While taxes are rarely enjoyable or interesting topic, they’re a part of any business owner’s life. Getting a handle your business taxes can increase your income and help you avoid legal issues.

Check out these tax tips that are helpful for any small business:

  1. Keep your tax and financial documents for at least 7 years. If you’re ever audited, you’ll need those records. Any claims made at tax time require supporting documentation. Keeping good records is an excellent idea for any small business because it encourages organization. It is very difficult to reconstruct records at a later date.
  2. Know your deadlines. It isn’t all about April 15th. While most business entities can wait until “tax day,” C-corporations are required to file within 10 weeks after the fiscal year ends, which is normally December 31st.
  3. Understand your loans. The IRS doesn’t classify most business loans as income. But the interest paid on loans is generally a deductible expense. It’s important to have records regarding the use of any loans. It might be for equipment or to finance some other activity.
  4. Know the different types of audits. There are several types of audits and some are more intimidating than others.
    • Office audit: Generally this is a simple audit. You’ll be requested to report to your local IRS office to resolve some discrepancy.
    • Correspondence audit: You’ll just be asked to send in a document via mail or fax.
  • Field audit: These tend to be very thorough audits and they are conducted at your place of business.
  • Criminal investigation audit: Consult your lawyer. You’re suspected of tax evasion.
  1. Pay your quarterly tax bill. This is a common mistake. If you have an employer, your taxes are regularly taken out of your paycheck. If you’re self-employed, you’re required to estimate your tax each quarter and pay it. Failure to pay this can result in a significant tax penalty.
  • You might also end up with a bigger tax bill than you can handle in a single payment. Make a habit of setting aside a portion of your profit each month in anticipation of paying your quarterly taxes.
  1. Prepare early. The vast number of tax filers wait until the last minute. If you’re expecting a refund, this can be the worst time to file. The IRS is overwhelmed with all the tax returns that pour in.

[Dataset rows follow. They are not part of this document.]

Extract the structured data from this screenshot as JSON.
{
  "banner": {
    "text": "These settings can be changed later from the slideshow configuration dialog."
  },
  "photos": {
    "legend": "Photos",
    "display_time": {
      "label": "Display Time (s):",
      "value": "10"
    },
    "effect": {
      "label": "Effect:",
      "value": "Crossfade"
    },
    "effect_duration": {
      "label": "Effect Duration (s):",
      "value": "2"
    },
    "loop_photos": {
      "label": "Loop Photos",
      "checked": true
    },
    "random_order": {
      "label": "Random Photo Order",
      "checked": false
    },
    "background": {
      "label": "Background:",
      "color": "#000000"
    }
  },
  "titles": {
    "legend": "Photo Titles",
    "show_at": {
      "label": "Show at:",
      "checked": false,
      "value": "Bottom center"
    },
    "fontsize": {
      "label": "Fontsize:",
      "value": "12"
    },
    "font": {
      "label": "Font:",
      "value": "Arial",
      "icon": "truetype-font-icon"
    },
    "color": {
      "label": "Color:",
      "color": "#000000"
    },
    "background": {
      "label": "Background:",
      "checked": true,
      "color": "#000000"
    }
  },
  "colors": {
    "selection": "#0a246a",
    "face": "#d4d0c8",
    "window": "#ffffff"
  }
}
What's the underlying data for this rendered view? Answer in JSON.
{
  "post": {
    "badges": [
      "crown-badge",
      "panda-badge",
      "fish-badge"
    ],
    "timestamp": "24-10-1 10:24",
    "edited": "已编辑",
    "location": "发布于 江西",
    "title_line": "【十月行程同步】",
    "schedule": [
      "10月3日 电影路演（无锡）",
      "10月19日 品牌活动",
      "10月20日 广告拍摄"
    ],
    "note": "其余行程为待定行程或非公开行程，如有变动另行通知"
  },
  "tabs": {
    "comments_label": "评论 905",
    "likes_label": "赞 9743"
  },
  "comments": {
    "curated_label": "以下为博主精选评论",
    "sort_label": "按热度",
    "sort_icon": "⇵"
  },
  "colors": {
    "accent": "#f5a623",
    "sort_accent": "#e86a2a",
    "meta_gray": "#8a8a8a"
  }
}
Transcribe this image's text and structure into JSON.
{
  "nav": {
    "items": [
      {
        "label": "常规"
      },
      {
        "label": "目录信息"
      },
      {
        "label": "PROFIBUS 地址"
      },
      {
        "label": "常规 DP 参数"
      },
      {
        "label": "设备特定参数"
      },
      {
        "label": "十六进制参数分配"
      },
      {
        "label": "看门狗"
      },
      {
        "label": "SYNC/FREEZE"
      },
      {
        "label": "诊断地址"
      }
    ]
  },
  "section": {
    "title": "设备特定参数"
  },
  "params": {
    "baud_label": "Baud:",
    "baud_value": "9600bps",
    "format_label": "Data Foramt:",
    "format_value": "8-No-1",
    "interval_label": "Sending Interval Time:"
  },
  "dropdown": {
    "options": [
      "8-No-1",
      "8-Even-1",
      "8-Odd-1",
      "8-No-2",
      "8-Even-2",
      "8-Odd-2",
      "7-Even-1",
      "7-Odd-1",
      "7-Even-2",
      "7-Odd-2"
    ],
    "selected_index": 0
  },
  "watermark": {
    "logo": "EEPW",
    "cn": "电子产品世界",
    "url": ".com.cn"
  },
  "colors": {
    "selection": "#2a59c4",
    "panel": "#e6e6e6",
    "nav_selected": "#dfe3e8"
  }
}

However, this can also be the best time to avoid an audit. Preparing your tax return early leaves you time to find any missing documents and answer any questions.
  2. Get help. Depending on the complexity of your business’s finances, hiring an expert to prepare your tax return might be a good idea. In theory, the money you spend ought to result in a smaller tax burden. It’s also helpful if any legal issues arise.
  3. Avoid using taxes collected from employee payroll to pay business expenses. This common practice upsets the IRS greatly. When you withhold taxes, send them to the IRS!

Taxes are a large expense for any business that shows a profit. It only makes sense to minimize that expense. Consult a tax professional if you have any questions or concerns regarding your business’s tax situation.